I've tried using Counter and itertools, but since a list is unhasable, they don't work.
My data looks like this: [ [1,2,3], [2,3,4], [1,2,3] ]
I would like to know that the list [1,2,3] appears twice, but I cant figure out how to do this. I was thinking of just converting each list to a tuple, then hashing with that. Is there a better way?
>>> from collections import Counter
>>> li=[ [1,2,3], [2,3,4], [1,2,3] ]
>>> Counter(str(e) for e in li)
Counter({'[1, 2, 3]': 2, '[2, 3, 4]': 1})

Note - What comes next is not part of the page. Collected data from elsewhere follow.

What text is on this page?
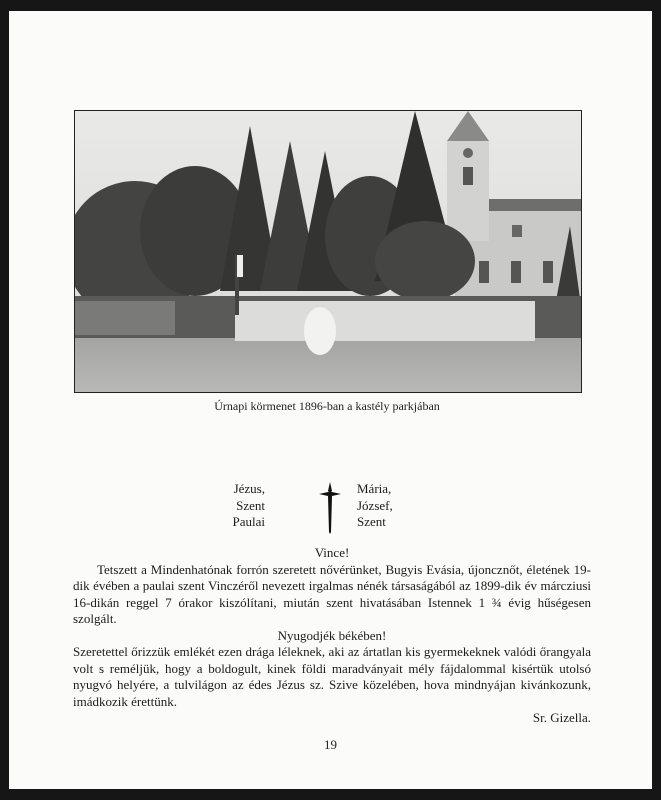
Úrnapi körmenet 1896-ban a kastély parkjában
Jézus,
Szent
Paulai
Mária,
József,
Szent
Vince!
Tetszett a Mindenhatónak forrón szeretett nővérünket, Bugyis Evásia, újoncznőt, életének 19-dik évében a paulai szent Vinczéről nevezett irgalmas nénék társaságából az 1899-dik év márcziusi 16-dikán reggel 7 órakor kiszólítani, miután szent hivatásában Istennek 1 ¾ évig hűségesen szolgált.
Nyugodjék békében!
Szeretettel őrizzük emlékét ezen drága léleknek, aki az ártatlan kis gyermekeknek valódi őrangyala volt s reméljük, hogy a boldogult, kinek földi maradványait mély fájdalommal kisértük utolsó nyugvó helyére, a tulvilágon az édes Jézus sz. Szive közelében, hova mindnyájan kivánkozunk, imádkozik érettünk.
Sr. Gizella.
19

The method that you state also works as long as there are not nested mutables in each sublist (such as [ [1,2,3], [2,3,4,[11,12]], [1,2,3] ]:
>>> Counter(tuple(e) for e in li)
Counter({(1, 2, 3): 2, (2, 3, 4): 1})
If you do have other unhasable types nested in the sub lists lists, use the str or repr method since that deals with all sub lists as well. Or recursively convert all to tuples (more work).

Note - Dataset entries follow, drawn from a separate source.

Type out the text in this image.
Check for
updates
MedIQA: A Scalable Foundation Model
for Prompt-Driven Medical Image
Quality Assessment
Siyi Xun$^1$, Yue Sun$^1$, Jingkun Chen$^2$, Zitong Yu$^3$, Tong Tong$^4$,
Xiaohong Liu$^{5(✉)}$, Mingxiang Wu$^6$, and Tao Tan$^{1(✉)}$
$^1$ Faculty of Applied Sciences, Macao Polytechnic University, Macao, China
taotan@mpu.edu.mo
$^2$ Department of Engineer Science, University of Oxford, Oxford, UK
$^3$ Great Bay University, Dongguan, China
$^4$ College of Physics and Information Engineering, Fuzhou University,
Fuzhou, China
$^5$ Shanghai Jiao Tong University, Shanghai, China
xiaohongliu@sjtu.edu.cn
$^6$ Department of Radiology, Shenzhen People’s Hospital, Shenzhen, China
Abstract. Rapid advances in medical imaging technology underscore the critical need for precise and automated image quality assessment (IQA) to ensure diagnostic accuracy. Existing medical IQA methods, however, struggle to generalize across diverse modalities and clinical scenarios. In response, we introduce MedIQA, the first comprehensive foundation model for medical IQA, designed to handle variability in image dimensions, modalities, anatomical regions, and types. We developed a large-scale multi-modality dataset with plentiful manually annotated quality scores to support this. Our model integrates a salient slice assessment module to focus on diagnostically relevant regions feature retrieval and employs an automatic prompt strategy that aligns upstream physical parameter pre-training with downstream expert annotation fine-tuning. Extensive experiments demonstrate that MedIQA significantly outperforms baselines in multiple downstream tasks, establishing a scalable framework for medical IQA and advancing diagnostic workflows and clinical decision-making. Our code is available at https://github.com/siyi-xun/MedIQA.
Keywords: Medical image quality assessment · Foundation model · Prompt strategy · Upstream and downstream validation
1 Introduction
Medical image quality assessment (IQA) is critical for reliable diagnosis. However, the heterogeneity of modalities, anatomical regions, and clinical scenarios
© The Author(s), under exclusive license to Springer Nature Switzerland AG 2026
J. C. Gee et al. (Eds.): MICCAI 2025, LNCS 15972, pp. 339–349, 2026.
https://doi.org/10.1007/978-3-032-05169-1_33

ll = [ [1,2,3], [2,3,4], [1,2,3] ]
print(len(set(map(tuple, ll))))
Also, if you wanted to count the occurences of a unique* list:
print(ll.count([1,2,3]))
*value unique, not reference unique)
I think, using the Counter class on tuples like
Counter(tuple(item) for item in li)
Will be optimal in terms of elegance and "pythoniticity": It's probably the shortest solution, it's perfectly clear what you want to achieve and how it's done, and it uses resp. combines standard methods (and thus avoids reinventing the wheel).
The only performance drawback I can see is, that every element has to be converted to a tuple (in order to be hashable), which more or less means that all elements of all sublists have to be copied once. Also the internal hash function on tuples may be suboptimal if you know that list elements will e.g. always be integers.

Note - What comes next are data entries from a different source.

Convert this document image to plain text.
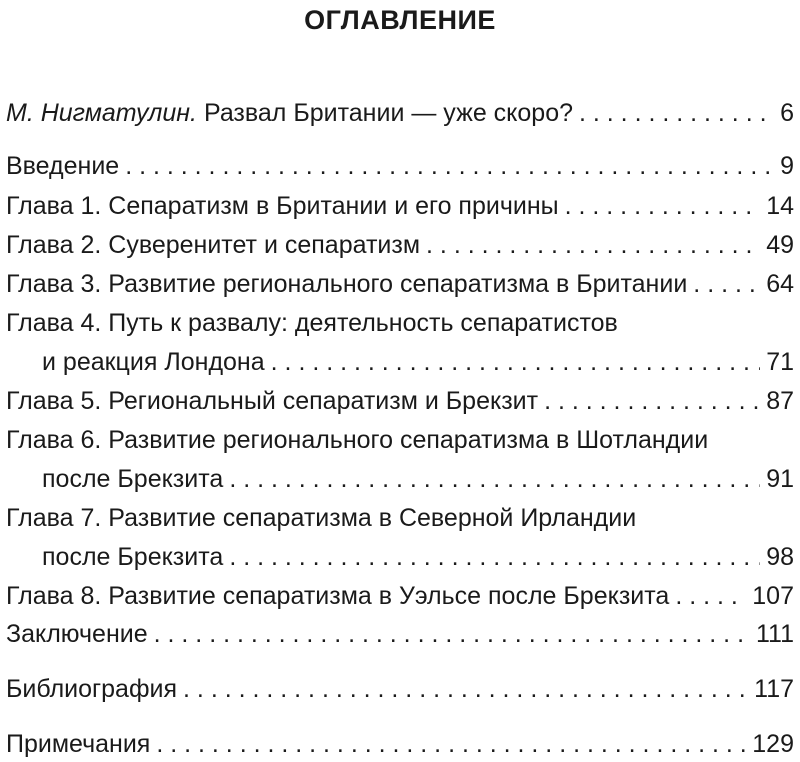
ОГЛАВЛЕНИЕ
М. Нигматулин. Развал Британии — уже скоро? . . .	6
Введение . . .	9
Глава 1. Сепаратизм в Британии и его причины . . .	14
Глава 2. Суверенитет и сепаратизм . . .	49
Глава 3. Развитие регионального сепаратизма в Британии . . .	64
Глава 4. Путь к развалу: деятельность сепаратистов
и реакция Лондона . . .	71
Глава 5. Региональный сепаратизм и Брекзит . . .	87
Глава 6. Развитие регионального сепаратизма в Шотландии
после Брекзита . . .	91
Глава 7. Развитие сепаратизма в Северной Ирландии
после Брекзита . . .	98
Глава 8. Развитие сепаратизма в Уэльсе после Брекзита . . .	107
Заключение . . .	111
Библиография . . .	117
Примечания . . .	129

In order to improve on performance, you would have to
Implement some kind of hash algorithm working directly on lists (more or less reimplementing the hashing of tuples but for lists)
Somehow reimplement the Counter class in order to use this hash algorithm and provide some suitable output (this class would probably use a dictionary using the hash values as key and a combination of the "original" list and the count as value)
At least the first step would need to be done in C/C++ in order to match the speed of the internal hash function. If you know the type of the list elements you could probably even improve the performance.
As for the Counter class I do not know if it's standard implementation is in Python or in C, if the latter is the case you'll probably also have to reimplement it in C in order to achieve the same (or better) performance.
So the question "Is there a better solution" cannot be answered (as always) without knowing your specific requirements.
list = [ [1,2,3], [2,3,4], [1,2,3] ]
repeats = []
unique = 0
for i in list:
count = 0;
if i not in repeats:
for i2 in list:
if i == i2:
count += 1
if count > 1:
repeats.append(i)
elif count == 1:
unique += 1
print "Repeated Items"
for r in repeats:
print r,
print "\nUnique items:", unique
loops through the list to find repeated sequences, while skipping items if they have already been detected as repeats, and adds them into the repeats list, while counting the number of unique lists.